В ней заметно сильное колебание в манере письма. Реализма в обрисовке характеров, в речах, в передаче психических движений много; но в общем этот рассказ носит на себе ясную печать того романтического взгляда на прошлую жизнь, который Гоголь проводил во всех своих исторических статьях и планах. Правда, той резкой идеализации типов и того песенного склада речи, которые нас так поражали в «Вечерах на хуторе», мы в «Бульбе» почти не встретим, но пред нами все-таки эпическая поэма, с повышенным тоном и с фигурами не совсем правдоподобных размеров.
Тот, кто пожелал бы в «Тарасе Бульбе» отметить мастерство реального воспроизведения жизни, ее обыденных, но правдивых мелочей, тот мог бы указать на целый ряд художественных страниц. Он вспомнил бы встречу Бульбы с сыновьями, на первый взгляд, дикую по своей грубости, но правдоподобную; он припомнил бы описание светлицы старого казака; пред ним воскрес бы страдальческий образ старухи-матери в ту бессонную ночь, когда она обрела детей, чтобы на заре потерять их. Все сценки, в которых фигурируют евреи, – в сечи, в лагере, в своих столичных конурах, в городской тюрьме – также образец очень реального жанра; наконец, и казнь запорожцев – археологически верно восстановленная картина.
Но, с другой стороны, несмотря на все эти проблески яркого реализма, повесть «Тарас Бульба» остается все-таки по существу своему одним из самых ценных памятников нашей романтики. Она имеет, бесспорно, все достоинства романтической поэмы. Это все-таки повесть о героях и их подвигах; и сами герои, и их деяния переходят нередко за черту возможного и правдоподобного. Грандиозность размеров в очертании характеров действующих лиц, равно как и в описании событий, бросается в глаза при первом же взгляде. Читатель не получает от рассказа впечатления эпически спокойного и ровного. Он все время тревожно настроен: так подымает его настроение сам автор полетом собственного лиризма или торжественного пафоса.
Припомним, например, как Бульба спешил на выручку взятого в плен Остапа. «Как молния, ворочались во все стороны его запорожцы. Бульба, как гигант какой-нибудь, отличался в общем хаосе. Свирепо наносил он свои крепкие удары, воспламеняясь более и более от сыпавшихся на него. Он сопровождал все это диким и страшным криком, и голос его, как отдаленное ржание жеребца, переносили звонкие поля. Наконец, сабельные удары посыпались на него кучей; он грянулся лишенный чувств. Толпа стиснула и смяла, кони растоптали его, покрытого прахом. Ни один из запорожцев не остался в живых: все полегли на месте».

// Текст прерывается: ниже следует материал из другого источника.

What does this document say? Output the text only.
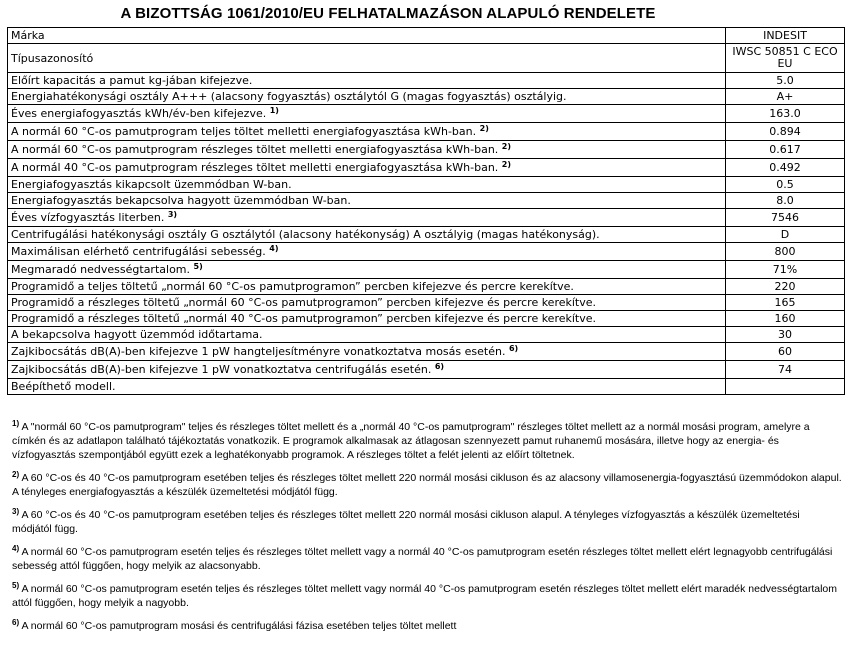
A BIZOTTSÁG 1061/2010/EU FELHATALMAZÁSON ALAPULÓ RENDELETE
Márka	INDESIT
Típusazonosító	IWSC 50851 C ECO EU
Előírt kapacitás a pamut kg-jában kifejezve.	5.0
Energiahatékonysági osztály A+++ (alacsony fogyasztás) osztálytól G (magas fogyasztás) osztályig.	A+
Éves energiafogyasztás kWh/év-ben kifejezve. $^{1)}$	163.0
A normál 60 °C-os pamutprogram teljes töltet melletti energiafogyasztása kWh-ban. $^{2)}$	0.894
A normál 60 °C-os pamutprogram részleges töltet melletti energiafogyasztása kWh-ban. $^{2)}$	0.617
A normál 40 °C-os pamutprogram részleges töltet melletti energiafogyasztása kWh-ban. $^{2)}$	0.492
Energiafogyasztás kikapcsolt üzemmódban W-ban.	0.5
Energiafogyasztás bekapcsolva hagyott üzemmódban W-ban.	8.0
Éves vízfogyasztás literben. $^{3)}$	7546
Centrifugálási hatékonysági osztály G osztálytól (alacsony hatékonyság) A osztályig (magas hatékonyság).	D
Maximálisan elérhető centrifugálási sebesség. $^{4)}$	800
Megmaradó nedvességtartalom. $^{5)}$	71%
Programidő a teljes töltetű „normál 60 °C-os pamutprogramon” percben kifejezve és percre kerekítve.	220
Programidő a részleges töltetű „normál 60 °C-os pamutprogramon” percben kifejezve és percre kerekítve.	165
Programidő a részleges töltetű „normál 40 °C-os pamutprogramon” percben kifejezve és percre kerekítve.	160
A bekapcsolva hagyott üzemmód időtartama.	30
Zajkibocsátás dB(A)-ben kifejezve 1 pW hangteljesítményre vonatkoztatva mosás esetén. $^{6)}$	60
Zajkibocsátás dB(A)-ben kifejezve 1 pW vonatkoztatva centrifugálás esetén. $^{6)}$	74
Beépíthető modell.	
$^{1)}$ A "normál 60 °C-os pamutprogram" teljes és részleges töltet mellett és a „normál 40 °C-os pamutprogram" részleges töltet mellett az a normál mosási program, amelyre a címkén és az adatlapon található tájékoztatás vonatkozik. E programok alkalmasak az átlagosan szennyezett pamut ruhanemű mosására, illetve hogy az energia- és vízfogyasztás szempontjából együtt ezek a leghatékonyabb programok. A részleges töltet a felét jelenti az előírt töltetnek.
$^{2)}$ A 60 °C-os és 40 °C-os pamutprogram esetében teljes és részleges töltet mellett 220 normál mosási cikluson és az alacsony villamosenergia-fogyasztású üzemmódokon alapul. A tényleges energiafogyasztás a készülék üzemeltetési módjától függ.
$^{3)}$ A 60 °C-os és 40 °C-os pamutprogram esetében teljes és részleges töltet mellett 220 normál mosási cikluson alapul. A tényleges vízfogyasztás a készülék üzemeltetési módjától függ.
$^{4)}$ A normál 60 °C-os pamutprogram esetén teljes és részleges töltet mellett vagy a normál 40 °C-os pamutprogram esetén részleges töltet mellett elért legnagyobb centrifugálási sebesség attól függően, hogy melyik az alacsonyabb.
$^{5)}$ A normál 60 °C-os pamutprogram esetén teljes és részleges töltet mellett vagy normál 40 °C-os pamutprogram esetén részleges töltet mellett elért maradék nedvességtartalom attól függően, hogy melyik a nagyobb.
$^{6)}$ A normál 60 °C-os pamutprogram mosási és centrifugálási fázisa esetében teljes töltet mellett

Припомним также, как умирал этот гигант, когда ему «прикрутили руки, увязали веревками и цепями, когда привязали его к огромному бревну, правую руку, для большей безопасности, прибили гвоздем и поставили это бревно рубом в расселину стены, так что он стоял выше всех и был виден всем войскам, как победный трофей удачи. Ветер развевал его белые волоса. Казалось, он стоял на воздухе, и это, вместе с выражением сильного бессилия, делало его чем-то похожим на духа, представшего воспрепятствовать чему-нибудь сверхъестественной своей властью и увидевшего ее ничтожность». Вспомним, наконец, о последнем подвиге казаков, который они свершили на глазах своего умиравшего атамана. «Казаки достигли бы понижения берега, – рассказывает Гоголь, – если бы дорогу не преграждала пропасть сажени в четыре шириною: одни только сваи разрушенного моста торчали на обоих концах; из недосягаемой глубины ее едва доходило до слуха умиравшее журчание какого-то потока, низвергавшегося в Днестр. Эту пропасть можно было объехать, взяв вправо; но войска неприятельские были уже почти на плечах их. Казаки только один миг остановились, подняли свои нагайки, свистнули – и татарские их кони, отделившись от земли, распластались в воздухе, как змеи, и перелетели через пропасть. Под одним только конь оступился, но зацепился копытом и, привыкший к крымским стремнинам, выкарабкался со своим седоком…» Читая такие и с ними сходные страницы (а их в «Тарасе Бульбе» немало), чувствуешь себя невольным участником деяний какого-то сказочного мира, мира преданий или мифа.